Satu Hati Dua Cinta

Yovinus
Chapter #77

77-Aroma Cinta dan Skandal Toilet

 

Pagi itu, Otong berdiri di kamar mandi sambil mematut bayangannya di cermin yang sudah mulai buram. Digosoknya ketiaknya dengan sabun sampai berbusa-busa seperti mau cuci piring, lalu ditatapnya leher dan dadanya dengan rasa curiga. Ia bertanya dalam hati, “Masa sih gue bau?”

Sudah beberapa hari ini, setiap kali mendekat pada istrinya, Bavik, istrinya yang sedang hamil muda itu langsung menegur dengan ekspresi meringis sambil menutup hidung. “Bang, lu kenapa sih sekarang baunya makin tajam? Kayak campuran keringat, bensin, dan dapur rendang!”

Otong cuma nyengir waktu itu. Tapi pagi ini, dia mulai merenung serius. Apa benar tubuhnya memang seburuk itu aromanya? Padahal menurut hidungnya sendiri, semuanya baik-baik saja. Ia bahkan sempat berpikir hidung istrinya itu sekarang lebih tajam dari anjing pelacak K9.

Namun, Otong juga tahu bahwa dirinya punya kebiasaan eksentrik sejak SMA: makan bawang merah dan putih mentah seperti ngemil kacang goreng. Kalau makan tanpa lauk, asal ada bawang, baginya sudah seperti pesta rakyat. Wajar saja kalau istrinya yang sedang hamil jadi sensitif, konon penciuman ibu hamil memang seperti detektor gas bocor.

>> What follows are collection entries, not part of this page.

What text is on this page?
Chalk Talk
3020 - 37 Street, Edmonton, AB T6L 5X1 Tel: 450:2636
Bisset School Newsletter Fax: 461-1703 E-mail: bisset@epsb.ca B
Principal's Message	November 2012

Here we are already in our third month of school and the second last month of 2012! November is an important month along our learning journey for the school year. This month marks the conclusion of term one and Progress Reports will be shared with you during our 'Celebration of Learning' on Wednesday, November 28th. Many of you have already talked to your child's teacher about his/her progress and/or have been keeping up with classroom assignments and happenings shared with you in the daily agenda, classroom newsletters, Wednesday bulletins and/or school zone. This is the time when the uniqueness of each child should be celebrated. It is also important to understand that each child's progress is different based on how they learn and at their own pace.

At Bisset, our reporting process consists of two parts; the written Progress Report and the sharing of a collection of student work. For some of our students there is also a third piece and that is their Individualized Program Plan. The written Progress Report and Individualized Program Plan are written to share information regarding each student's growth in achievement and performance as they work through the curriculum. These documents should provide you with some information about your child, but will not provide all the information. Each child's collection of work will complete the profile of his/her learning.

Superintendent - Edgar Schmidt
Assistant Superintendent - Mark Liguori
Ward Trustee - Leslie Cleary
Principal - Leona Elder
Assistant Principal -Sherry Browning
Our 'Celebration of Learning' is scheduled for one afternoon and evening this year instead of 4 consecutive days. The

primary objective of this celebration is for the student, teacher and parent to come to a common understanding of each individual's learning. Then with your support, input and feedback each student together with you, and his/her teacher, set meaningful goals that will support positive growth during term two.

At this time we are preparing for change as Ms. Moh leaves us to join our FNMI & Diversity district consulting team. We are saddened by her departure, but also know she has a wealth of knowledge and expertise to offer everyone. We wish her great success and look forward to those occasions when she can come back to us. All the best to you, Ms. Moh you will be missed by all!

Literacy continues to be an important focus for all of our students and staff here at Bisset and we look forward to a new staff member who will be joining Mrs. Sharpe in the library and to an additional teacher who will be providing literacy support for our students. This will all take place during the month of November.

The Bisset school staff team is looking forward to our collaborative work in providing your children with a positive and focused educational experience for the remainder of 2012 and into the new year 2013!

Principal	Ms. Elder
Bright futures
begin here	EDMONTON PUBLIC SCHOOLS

Sambil mandi, Otong juga teringat betapa semalam ia dan Bavik seperti pasangan muda yang sedang bulan madu lagi. Keduanya saling menyayangi dalam pelukan yang penuh keintiman, sampai beberapa kali mereka sama-sama mencapai puncak bahagia.

Setelah itu, seperti habis olahraga lari maraton, keduanya tertidur lelap karena kelelahan.

Namun, tanggung jawab tetap tanggung jawab. Otong harus bangun lebih pagi dari matahari agar tidak telat kerja. Insentif harian yang ia dapatkan akan langsung hangus jika bolos sehari saja, dan bagi keluarga muda yang sedang menabung untuk menyambut buah hati, setiap rupiah adalah rejeki Tuhan yang tak boleh disia-siakan.

Selesai mandi, dia menyeruput kopi hitam yang tadi sudah diseduhnya sebelum masuk kamar mandi. Teh dan susu untuk istrinya ditutup rapat agar tidak diendus oleh lipas atau cecak yang sudah seperti hewan peliharaan bebas di mess mereka.

Setelah berpakaian rapi dan menyemprot cologne seadanya untuk menyaingi aroma keringat dari aroma bawangnya, ia pun mencium kening istrinya yang masih bergelung di balik selimut tipis.

“Sudah mau berangkat, Bang?” gumam Bavik sambil menguap.

“Ya, Dek. Gue berangkat dulu, ya.”

“Hati-hati, Abang. Lu kunci saja pintunya dari luar ya, gue lagi malas banget bangun. Rasa mual pagi ini belum hilang.”

“Ya, Sayang. Loe baring saja. Nanti pintunya gue kunci dari luar.”

Dengan langkah ringan namun penuh tanggung jawab, Otong memakai sepatu sneaker Adidas kesayangannya yang sudah agak pudar warnanya. Ia membuka pintu, mencabut anak kunci dari dalam, menggantungnya di tempat khusus yang ia pasang sendiri agar tidak perlu lagi ketuk-ketuk minta dibukakan pintu.

Dulu, waktu belum buat duplikat, ia harus membangunkan Bavik yang sedang asyik tidur siang atau sibuk menonton sinetron demi bisa masuk rumah. Sekarang, ia sudah mandiri secara logistik, walau soal mie instan nanti, itu cerita lain.